Les organisateurs du festival peuvent donc compter sur le bénévolat, mais aussi sur de nombreux partenariats. Le coût de l’événement, 530 000 €, est financé à 40 % par des fonds non municipaux. Le conseil général du Territoire de Belfort, le conseil régional de Franche-Comté et la Direction régionale des Affaires culturelles figurent au rang des partenaires publics. « Il y a un phénomène d’appropriation collective du Fimu : les gens veulent en être. La preuve, le conseil général n’a pas baissé sa subvention. »
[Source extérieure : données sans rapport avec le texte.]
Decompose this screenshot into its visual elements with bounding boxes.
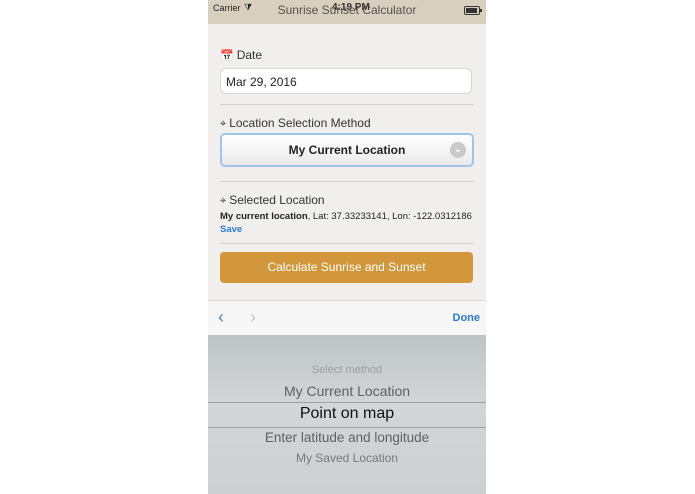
selected-location-label-row: ⌖ Selected Location bbox=[220, 193, 325, 208]
selected-location-label: Selected Location bbox=[229, 193, 325, 207]
next-field-icon[interactable]: › bbox=[250, 307, 256, 328]
picker-option-selected[interactable]: Point on map bbox=[208, 405, 486, 423]
previous-field-icon[interactable]: ‹ bbox=[218, 307, 224, 328]
status-bar: Carrier ⧩ 4:19 PM Sunrise Sunset Calcula… bbox=[208, 0, 486, 24]
keyboard-toolbar: ‹ › Done bbox=[208, 300, 486, 335]
picker-option[interactable]: My Current Location bbox=[208, 383, 486, 399]
method-picker[interactable]: Select method My Current Location Point … bbox=[208, 335, 486, 494]
done-button[interactable]: Done bbox=[453, 312, 481, 324]
calendar-icon: 📅 bbox=[220, 50, 234, 62]
divider bbox=[220, 243, 474, 244]
selected-location-info: My current location, Lat: 37.33233141, L… bbox=[220, 210, 476, 236]
map-marker-icon: ⌖ bbox=[220, 118, 227, 130]
picker-option[interactable]: Select method bbox=[208, 364, 486, 376]
picker-selection-top bbox=[208, 402, 486, 403]
location-method-label-row: ⌖ Location Selection Method bbox=[220, 116, 371, 131]
location-method-select[interactable]: My Current Location ⌄ bbox=[220, 133, 474, 167]
battery-icon bbox=[464, 6, 482, 15]
divider bbox=[220, 104, 474, 105]
location-name: My current location bbox=[220, 211, 308, 222]
divider bbox=[220, 181, 474, 182]
save-location-link[interactable]: Save bbox=[220, 224, 242, 235]
location-method-value: My Current Location bbox=[288, 143, 406, 157]
location-method-label: Location Selection Method bbox=[229, 116, 371, 130]
picker-selection-bottom bbox=[208, 427, 486, 428]
phone-screen: Carrier ⧩ 4:19 PM Sunrise Sunset Calcula… bbox=[208, 0, 486, 494]
picker-option[interactable]: Enter latitude and longitude bbox=[208, 430, 486, 445]
date-label-row: 📅 Date bbox=[220, 48, 262, 62]
chevron-down-icon: ⌄ bbox=[450, 142, 466, 158]
date-label: Date bbox=[236, 48, 263, 62]
calculate-button[interactable]: Calculate Sunrise and Sunset bbox=[220, 252, 473, 283]
date-field[interactable]: Mar 29, 2016 bbox=[220, 68, 472, 94]
nav-title: Sunrise Sunset Calculator bbox=[277, 3, 417, 17]
location-coords: , Lat: 37.33233141, Lon: -122.0312186 bbox=[307, 211, 472, 222]
picker-option[interactable]: My Saved Location bbox=[208, 451, 486, 465]
map-marker-icon: ⌖ bbox=[220, 195, 227, 207]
Côté privé, une douzaine d’entreprises sont de la partie. Apports en nature, subventions ou encore prise en charge d’un groupe ou d’une prestation en particulier : chacune agit selon sa sensibilité. Ainsi, par exemple, GE Energy finance les trois « podiums engagés » destinés à améliorer le confort des personnes à mobilité réduite. « C’est comme ça, grâce au multifinancement, qu’on peut assurer la gratuité du festival », conclut Robert Belot.
Guillaume Minaux
Dans la colonne « recettes »
Pour l’aider à équilibrer le budget du Fimu, la Ville de Belfort peut compter sur diverses recettes générées par le festival. Les commerçants non-sédentaires et les brasseurs qui s’installent au cœur du festival pendant trois jours paient leur emplacement. Le coût d’un stand, en fonction de sa taille et de ce qui y est vendu : entre 250 et 4000€. « On ne sait pas ce qu’ils gagnent pendant le Fimu, mais on a beaucoup plus de candidats que de places, constate Robert Belot. On essaie de veiller à la qualité des produits comme aux prix pratiqués. Il y a deux ans, on a constaté des abus. Les commerçants en question ne sont pas revenus. Il faut qu’ils respectent une certaine éthique : ils ne doivent pas être là pour assommer les gens. »
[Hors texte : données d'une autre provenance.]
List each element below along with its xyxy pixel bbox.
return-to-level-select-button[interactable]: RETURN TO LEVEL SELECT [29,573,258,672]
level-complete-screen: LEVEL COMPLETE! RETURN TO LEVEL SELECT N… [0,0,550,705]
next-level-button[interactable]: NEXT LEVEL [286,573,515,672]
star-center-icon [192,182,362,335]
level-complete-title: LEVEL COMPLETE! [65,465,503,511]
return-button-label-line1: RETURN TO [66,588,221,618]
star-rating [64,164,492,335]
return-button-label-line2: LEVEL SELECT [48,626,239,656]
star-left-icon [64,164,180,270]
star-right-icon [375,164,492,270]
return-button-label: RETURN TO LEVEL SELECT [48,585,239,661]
Les cafetiers et restaurateurs de la vieille ville peuvent aussi bénéficier d’une extension de terrasse, payante et soumise à autorisation de la Ville. Autre rentrée d’argent, celle liée à la vente de produits dérivés : tee-shirts, casquettes, parapluies, posters, cartes postales…
En ce qui concerne les retombées économiques pour les commerçants belfortains, difficile de donner des chiffres. « Aucune étude précise sur le sujet n’existe », indique Robert Belot. Une chose est sûre : l’afflux de visiteurs que génère le Fimu ne peut être que profitable aux bars et aux restaurants belfortains. Et avec l’hébergement des groupes, ce sont les hôteliers de toute l’Aire urbaine qui se frottent les mains.